The universe as the human soul perceives it, is horribly and most tragically humorous. Man is the laughing animal; and the "perilous stuff" which tickles his aesthetic sense with a revelation of outrageous comedy has its roots in the profoundest abyss. This humorous aspect of the system of things is just as primordial and intrinsic as what we call the "beautiful." The human soul is able to pour the whole stream of its complex vision through this fantastic casement. It knows how to respond to the "diablerie" of the abysses with a reciprocal gesture. It is able to answer irony with irony; and to the appalling grotesqueness and indecency of the universe it has the power of retorting with an equally shameless leer.

But this sardonic aspect of human humour, though tallying truly enough with one eternal facet of the universe, does not exhaust the humorous potentiality of the aesthetic sense. There is a "good" irony as well as a "wicked" irony. Humour can be found in alliance with the emotion of love as well as with the emotion of hate. Humour can be kind as well as cruel; and there is no doubt that the aesthetic spectacle of the world is as profoundly humorous in a quite normal sense as it is beautiful or noble or horrible.

Turning now to that primeval attribute of the complex vision which we call emotion, we certainly enter the presence of something whose existence cannot be denied or explained away. Directly we grow conscious of ourselves, directly we use reason or instinct or the aesthetic sense, we are aware of an emotional reaction. This emotional reaction may be resolved into a basic duality, the activity of love and the activity of the opposite of love.

I say "the opposite of love" deliberately; because I am anxious to indicate, in regard to emotion, how difficult it is to find adequate words to cover the actual field of what we feel.

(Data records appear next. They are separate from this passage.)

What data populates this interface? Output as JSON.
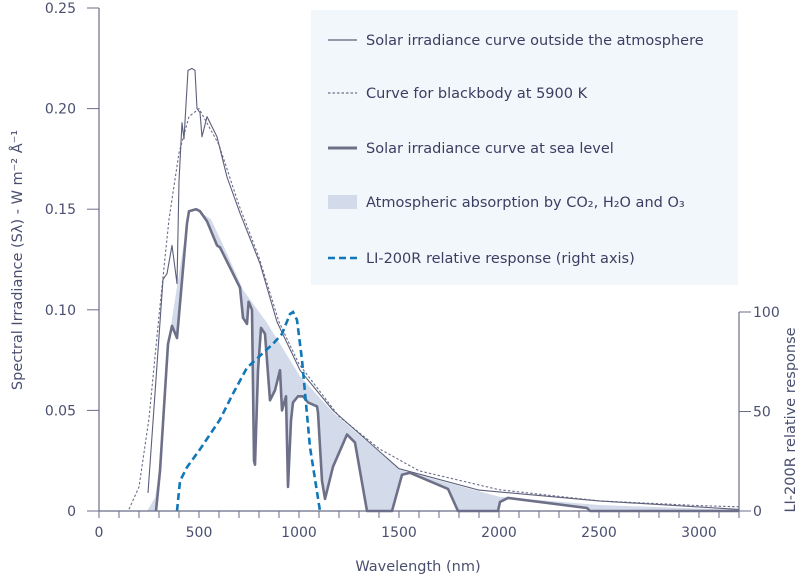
{
  "chart_data": {
    "type": "line",
    "xlabel": "Wavelength (nm)",
    "ylabel": "Spectral Irradiance (Sλ) - W m⁻² Å⁻¹",
    "y2label": "LI-200R relative response",
    "xlim": [
      0,
      3200
    ],
    "ylim": [
      0,
      0.25
    ],
    "y2lim": [
      0,
      100
    ],
    "xticks": [
      0,
      500,
      1000,
      1500,
      2000,
      2500,
      3000
    ],
    "xtick_labels": [
      "0",
      "500",
      "1000",
      "1500",
      "2000",
      "2500",
      "3000"
    ],
    "yticks": [
      0,
      0.05,
      0.1,
      0.15,
      0.2,
      0.25
    ],
    "ytick_labels": [
      "0",
      "0.05",
      "0.10",
      "0.15",
      "0.20",
      "0.25"
    ],
    "y2ticks": [
      0,
      50,
      100
    ],
    "y2tick_labels": [
      "0",
      "50",
      "100"
    ],
    "grid": false,
    "legend_placement": "top-right",
    "colors": {
      "axis": "#6b6e8a",
      "outside": "#5c5f7a",
      "blackbody": "#6b6e8a",
      "sea_level": "#6e7088",
      "absorption": "#d3dbea",
      "response": "#1177b8",
      "legend_bg": "#f1f7fb"
    },
    "series": [
      {
        "name": "Solar irradiance curve outside the atmosphere",
        "axis": "left",
        "style": "thin-solid",
        "points": [
          [
            245,
            0.009
          ],
          [
            320,
            0.115
          ],
          [
            340,
            0.118
          ],
          [
            365,
            0.132
          ],
          [
            390,
            0.113
          ],
          [
            400,
            0.164
          ],
          [
            415,
            0.193
          ],
          [
            425,
            0.185
          ],
          [
            445,
            0.219
          ],
          [
            465,
            0.22
          ],
          [
            480,
            0.219
          ],
          [
            490,
            0.2
          ],
          [
            505,
            0.198
          ],
          [
            515,
            0.186
          ],
          [
            540,
            0.196
          ],
          [
            590,
            0.186
          ],
          [
            640,
            0.166
          ],
          [
            705,
            0.148
          ],
          [
            805,
            0.123
          ],
          [
            890,
            0.094
          ],
          [
            1005,
            0.07
          ],
          [
            1170,
            0.05
          ],
          [
            1500,
            0.021
          ],
          [
            1900,
            0.0104
          ],
          [
            2500,
            0.005
          ],
          [
            3200,
            0.0008
          ]
        ]
      },
      {
        "name": "Curve for blackbody at 5900 K",
        "axis": "left",
        "style": "dotted",
        "points": [
          [
            150,
            0.0009
          ],
          [
            200,
            0.012
          ],
          [
            250,
            0.046
          ],
          [
            300,
            0.097
          ],
          [
            350,
            0.145
          ],
          [
            400,
            0.178
          ],
          [
            450,
            0.196
          ],
          [
            500,
            0.2
          ],
          [
            600,
            0.182
          ],
          [
            700,
            0.152
          ],
          [
            800,
            0.126
          ],
          [
            900,
            0.094
          ],
          [
            1000,
            0.073
          ],
          [
            1200,
            0.047
          ],
          [
            1400,
            0.031
          ],
          [
            1600,
            0.02
          ],
          [
            2000,
            0.0106
          ],
          [
            2500,
            0.005
          ],
          [
            3000,
            0.0027
          ],
          [
            3200,
            0.0021
          ]
        ]
      },
      {
        "name": "Solar irradiance curve at sea level",
        "axis": "left",
        "style": "thick-solid",
        "points": [
          [
            285,
            0
          ],
          [
            305,
            0.02
          ],
          [
            345,
            0.083
          ],
          [
            365,
            0.092
          ],
          [
            390,
            0.086
          ],
          [
            440,
            0.143
          ],
          [
            450,
            0.149
          ],
          [
            485,
            0.15
          ],
          [
            505,
            0.149
          ],
          [
            540,
            0.144
          ],
          [
            590,
            0.132
          ],
          [
            605,
            0.131
          ],
          [
            705,
            0.111
          ],
          [
            720,
            0.096
          ],
          [
            740,
            0.093
          ],
          [
            748,
            0.104
          ],
          [
            765,
            0.1
          ],
          [
            775,
            0.025
          ],
          [
            780,
            0.023
          ],
          [
            795,
            0.07
          ],
          [
            810,
            0.091
          ],
          [
            830,
            0.088
          ],
          [
            855,
            0.055
          ],
          [
            880,
            0.06
          ],
          [
            905,
            0.07
          ],
          [
            915,
            0.05
          ],
          [
            935,
            0.057
          ],
          [
            945,
            0.012
          ],
          [
            960,
            0.045
          ],
          [
            970,
            0.054
          ],
          [
            995,
            0.057
          ],
          [
            1020,
            0.057
          ],
          [
            1045,
            0.054
          ],
          [
            1090,
            0.052
          ],
          [
            1095,
            0.049
          ],
          [
            1115,
            0.015
          ],
          [
            1130,
            0.006
          ],
          [
            1170,
            0.022
          ],
          [
            1240,
            0.038
          ],
          [
            1280,
            0.034
          ],
          [
            1340,
            0
          ],
          [
            1465,
            0
          ],
          [
            1515,
            0.018
          ],
          [
            1555,
            0.019
          ],
          [
            1745,
            0.011
          ],
          [
            1795,
            0
          ],
          [
            1995,
            0
          ],
          [
            2005,
            0.0045
          ],
          [
            2045,
            0.0065
          ],
          [
            2440,
            0.0015
          ],
          [
            2455,
            0
          ],
          [
            3200,
            0
          ]
        ]
      },
      {
        "name": "Atmospheric absorption by CO₂, H₂O and O₃",
        "axis": "left",
        "style": "shaded-area",
        "points": [
          [
            240,
            0
          ],
          [
            280,
            0.0065
          ],
          [
            300,
            0.02
          ],
          [
            345,
            0.083
          ],
          [
            440,
            0.143
          ],
          [
            485,
            0.15
          ],
          [
            560,
            0.145
          ],
          [
            640,
            0.128
          ],
          [
            720,
            0.11
          ],
          [
            840,
            0.0935
          ],
          [
            1005,
            0.067
          ],
          [
            1170,
            0.049
          ],
          [
            1505,
            0.0204
          ],
          [
            2005,
            0.007
          ],
          [
            2500,
            0.003
          ],
          [
            3200,
            0.0005
          ]
        ]
      },
      {
        "name": "LI-200R relative response (right axis)",
        "axis": "right",
        "style": "dashed",
        "points": [
          [
            390,
            0
          ],
          [
            405,
            15
          ],
          [
            440,
            22
          ],
          [
            505,
            31
          ],
          [
            605,
            46
          ],
          [
            670,
            59
          ],
          [
            740,
            72
          ],
          [
            805,
            78
          ],
          [
            870,
            84
          ],
          [
            915,
            89
          ],
          [
            955,
            99
          ],
          [
            970,
            100
          ],
          [
            990,
            96
          ],
          [
            1015,
            76
          ],
          [
            1055,
            32
          ],
          [
            1105,
            0
          ]
        ]
      }
    ]
  },
  "legend": {
    "items": [
      {
        "label": "Solar irradiance curve outside the atmosphere",
        "marker": "thin-solid"
      },
      {
        "label": "Curve for blackbody at 5900 K",
        "marker": "dotted"
      },
      {
        "label": "Solar irradiance curve at sea level",
        "marker": "thick-solid"
      },
      {
        "label": "Atmospheric absorption by CO₂, H₂O and O₃",
        "marker": "shaded-box"
      },
      {
        "label": "LI-200R relative response (right axis)",
        "marker": "dashed"
      }
    ]
  }
}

I should like to write even the word "love" with some such mark of hesitation. For, just because of the appalling importance of this ultimate duality, it is essential to be on our guard against the use of words which convey a narrow, crude, rough-and-ready, and superficial meaning. By the emotion of "love" I do not mean the amorous phenomenon which we call "being in love." Nor do I mean the calmer emotion which we call "affection." The passion of friendship, when friendship really becomes a passion, is nearer my meaning than any of these. And yet the emotion of love, conceived as one side of this eternal duality, is much more than the "passion of friendship"; because it is an emotion that can be felt in the presence of things and ideas as well as persons. Perhaps the emotion of love as symbolized in the figure of Christ, combined with the aesthetic and intellectual passion inherited from the Greek philosophers, comes nearest to what I have in mind; though even this, without some tangible and concrete embodiment, tends to escape us and evade analysis.

And if it is hard to define this "love" which is the protagonist, so to speak, in the world's emotional drama, it is still harder to define its opposite, its antagonist. I could name this by the name of "hate," the ordinary antithesis of love, but if I did so it would have to be with a very wide connotation.

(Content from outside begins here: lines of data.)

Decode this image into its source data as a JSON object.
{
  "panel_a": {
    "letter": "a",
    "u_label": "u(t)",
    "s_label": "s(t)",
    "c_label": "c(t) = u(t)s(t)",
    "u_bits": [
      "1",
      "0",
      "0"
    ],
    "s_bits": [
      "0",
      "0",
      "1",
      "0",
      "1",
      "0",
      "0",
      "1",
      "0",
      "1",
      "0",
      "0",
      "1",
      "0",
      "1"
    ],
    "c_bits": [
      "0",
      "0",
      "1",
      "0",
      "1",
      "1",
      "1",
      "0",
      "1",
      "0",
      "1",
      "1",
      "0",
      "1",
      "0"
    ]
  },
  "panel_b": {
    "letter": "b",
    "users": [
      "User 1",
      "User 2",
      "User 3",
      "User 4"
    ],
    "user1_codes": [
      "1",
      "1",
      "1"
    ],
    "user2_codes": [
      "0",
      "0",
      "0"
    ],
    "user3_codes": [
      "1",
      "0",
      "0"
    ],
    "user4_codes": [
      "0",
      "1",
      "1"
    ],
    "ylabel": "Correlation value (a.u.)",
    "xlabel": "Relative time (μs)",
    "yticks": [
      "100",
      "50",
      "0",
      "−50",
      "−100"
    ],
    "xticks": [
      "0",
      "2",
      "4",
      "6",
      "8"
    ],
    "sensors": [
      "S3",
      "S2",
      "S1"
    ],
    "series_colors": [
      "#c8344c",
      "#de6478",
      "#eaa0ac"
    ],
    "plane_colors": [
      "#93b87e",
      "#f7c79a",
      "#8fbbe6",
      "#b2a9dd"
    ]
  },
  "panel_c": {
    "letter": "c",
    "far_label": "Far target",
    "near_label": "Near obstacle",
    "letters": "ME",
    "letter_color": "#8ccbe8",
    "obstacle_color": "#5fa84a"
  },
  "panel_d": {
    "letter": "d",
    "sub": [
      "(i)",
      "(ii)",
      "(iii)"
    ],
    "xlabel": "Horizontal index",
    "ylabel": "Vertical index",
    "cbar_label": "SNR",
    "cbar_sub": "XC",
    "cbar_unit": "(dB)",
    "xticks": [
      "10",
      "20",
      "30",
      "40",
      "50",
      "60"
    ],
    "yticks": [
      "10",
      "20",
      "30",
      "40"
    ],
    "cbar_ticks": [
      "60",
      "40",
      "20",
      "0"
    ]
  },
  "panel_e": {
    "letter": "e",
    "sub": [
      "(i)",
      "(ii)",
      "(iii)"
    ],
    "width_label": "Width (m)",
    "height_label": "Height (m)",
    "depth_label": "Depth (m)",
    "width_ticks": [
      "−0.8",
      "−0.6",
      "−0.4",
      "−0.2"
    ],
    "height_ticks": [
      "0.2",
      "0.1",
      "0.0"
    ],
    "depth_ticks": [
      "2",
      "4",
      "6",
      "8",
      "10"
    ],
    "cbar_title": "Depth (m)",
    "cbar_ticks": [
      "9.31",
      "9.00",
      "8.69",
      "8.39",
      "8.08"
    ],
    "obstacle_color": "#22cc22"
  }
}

The true opposite to the sort of "love" I have in my mind is not so much "hate" as a kind of dull and insensitive hostility, a kind of brutal malignity and callous aversion. Perhaps what we are looking for as the true opposite of love may be best defined as malice.

Malice seems to convey a more impersonal depth and a wider reach of activity than the word hate and has also a clearer suggestion of deliberate insensitiveness about it. The most concentrated and energetic opposite of love is not either hate or malice. It is cruelty; which is a thing that seems to draw its evil inspiration from the profoundest depths of conscious existence.

But cruelty must necessarily have for its "object" something living and sentient. A spiritual feeling, a work of art, an idea, a principle, a landscape, a theory, an inanimate group of things, could not be contemplated with an emotion of cruelty, though it could certainly be contemplated with an emotion of malice.

There is often, if not always, a strange admixture of sensuality in cruelty. Cruelty, profoundly evil as it is, has a living intensity which makes it less dull, less thick, less deliberately insensitive, less coldly hostile, than the pure emotion of malice, and therefore less adapted than malice to be regarded as the true opposite of love.